Now at another critical moment in American military history, the faculty here on the commanding bend in the Hudson River is deep in its own existential debate. Narrowly, the argument is whether the counterinsurgency strategy used in Iraq and Afghanistan — the troop-heavy, time-intensive, expensive doctrine of trying to win over the locals by building roads, schools and government — is dead.
Broadly, the question is what the United States gained after a decade in two wars.
“Not much,” Col. Gian P. Gentile, the director of West Point’s military history program and the commander of a combat battalion in Baghdad in 2006, said flatly in an interview last week. “Certainly not worth the effort. In my view.”
Colonel Gentile, long a critic of counterinsurgency, represents one side of the divide at West Point. On the other is Col. Michael J. Meese, the head of the academy’s influential social sciences department and a top adviser to General Petraeus in Baghdad and Kabul when General Petraeus commanded the wars in Iraq and Afghanistan.

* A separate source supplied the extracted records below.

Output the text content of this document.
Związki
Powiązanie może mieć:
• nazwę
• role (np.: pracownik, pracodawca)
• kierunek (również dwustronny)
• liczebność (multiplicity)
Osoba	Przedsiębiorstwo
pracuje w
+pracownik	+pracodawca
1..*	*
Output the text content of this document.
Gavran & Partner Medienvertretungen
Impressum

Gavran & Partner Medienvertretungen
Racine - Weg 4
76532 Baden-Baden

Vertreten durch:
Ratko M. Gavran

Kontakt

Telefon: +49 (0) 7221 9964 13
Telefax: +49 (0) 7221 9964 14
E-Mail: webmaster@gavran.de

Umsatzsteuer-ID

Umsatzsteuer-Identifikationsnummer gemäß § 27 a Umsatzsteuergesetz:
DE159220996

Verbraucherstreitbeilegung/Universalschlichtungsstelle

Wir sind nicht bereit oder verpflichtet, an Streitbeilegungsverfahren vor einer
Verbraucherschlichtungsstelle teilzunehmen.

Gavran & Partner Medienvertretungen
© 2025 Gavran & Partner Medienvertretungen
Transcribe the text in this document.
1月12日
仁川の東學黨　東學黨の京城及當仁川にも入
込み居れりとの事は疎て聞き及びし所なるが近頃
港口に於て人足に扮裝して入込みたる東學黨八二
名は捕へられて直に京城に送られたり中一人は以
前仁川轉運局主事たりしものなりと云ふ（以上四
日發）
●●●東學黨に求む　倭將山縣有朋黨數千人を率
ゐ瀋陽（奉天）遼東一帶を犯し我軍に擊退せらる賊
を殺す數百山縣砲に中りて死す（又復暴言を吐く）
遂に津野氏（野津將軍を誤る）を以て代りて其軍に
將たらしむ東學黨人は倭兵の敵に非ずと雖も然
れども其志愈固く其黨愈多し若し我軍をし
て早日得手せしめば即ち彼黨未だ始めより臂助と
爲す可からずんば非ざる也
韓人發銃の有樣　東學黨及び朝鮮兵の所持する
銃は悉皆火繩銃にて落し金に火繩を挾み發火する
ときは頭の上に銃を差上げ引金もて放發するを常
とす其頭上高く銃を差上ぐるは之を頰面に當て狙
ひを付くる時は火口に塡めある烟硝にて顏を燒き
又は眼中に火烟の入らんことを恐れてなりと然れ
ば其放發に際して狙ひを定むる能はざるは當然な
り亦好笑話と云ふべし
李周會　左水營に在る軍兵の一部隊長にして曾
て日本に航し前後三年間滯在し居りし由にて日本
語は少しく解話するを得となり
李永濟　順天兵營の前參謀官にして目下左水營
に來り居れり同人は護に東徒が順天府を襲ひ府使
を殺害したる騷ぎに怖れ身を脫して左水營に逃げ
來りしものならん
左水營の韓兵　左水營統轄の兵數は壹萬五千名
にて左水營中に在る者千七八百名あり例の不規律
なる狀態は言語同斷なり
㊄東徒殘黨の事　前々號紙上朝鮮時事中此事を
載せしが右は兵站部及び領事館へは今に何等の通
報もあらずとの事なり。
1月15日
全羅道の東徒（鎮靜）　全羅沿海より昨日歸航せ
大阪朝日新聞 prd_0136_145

“Nobody should ever underestimate the costs and the risks involved with counterinsurgency, but neither should you take that off the table,” Colonel Meese said, also in an interview last week. Counterinsurgency, he said, “was broadly successful in being able to have the Iraqis govern themselves.”
The debate at West Point mirrors one under way in the armed forces as a whole as the United States withdraws without clear victory from Afghanistan and as the results in Iraq remain ambiguous at best. (On the ABC News program “This Week” on Sunday, the defense secretary, Leon E. Panetta, called the Taliban “resilient” after 10 and a half years of war.)
But at West Point the debate is personal, and a decade of statistics — more than 6,000 American service members dead in Iraq and Afghanistan and more than $1 trillion spent — hit home. On Saturday, 972 cadets graduated as second lieutenants, sent off in a commencement speech by Vice President Joseph R. Biden Jr. with the promise that they are “the key to whatever challenges the world has in store.”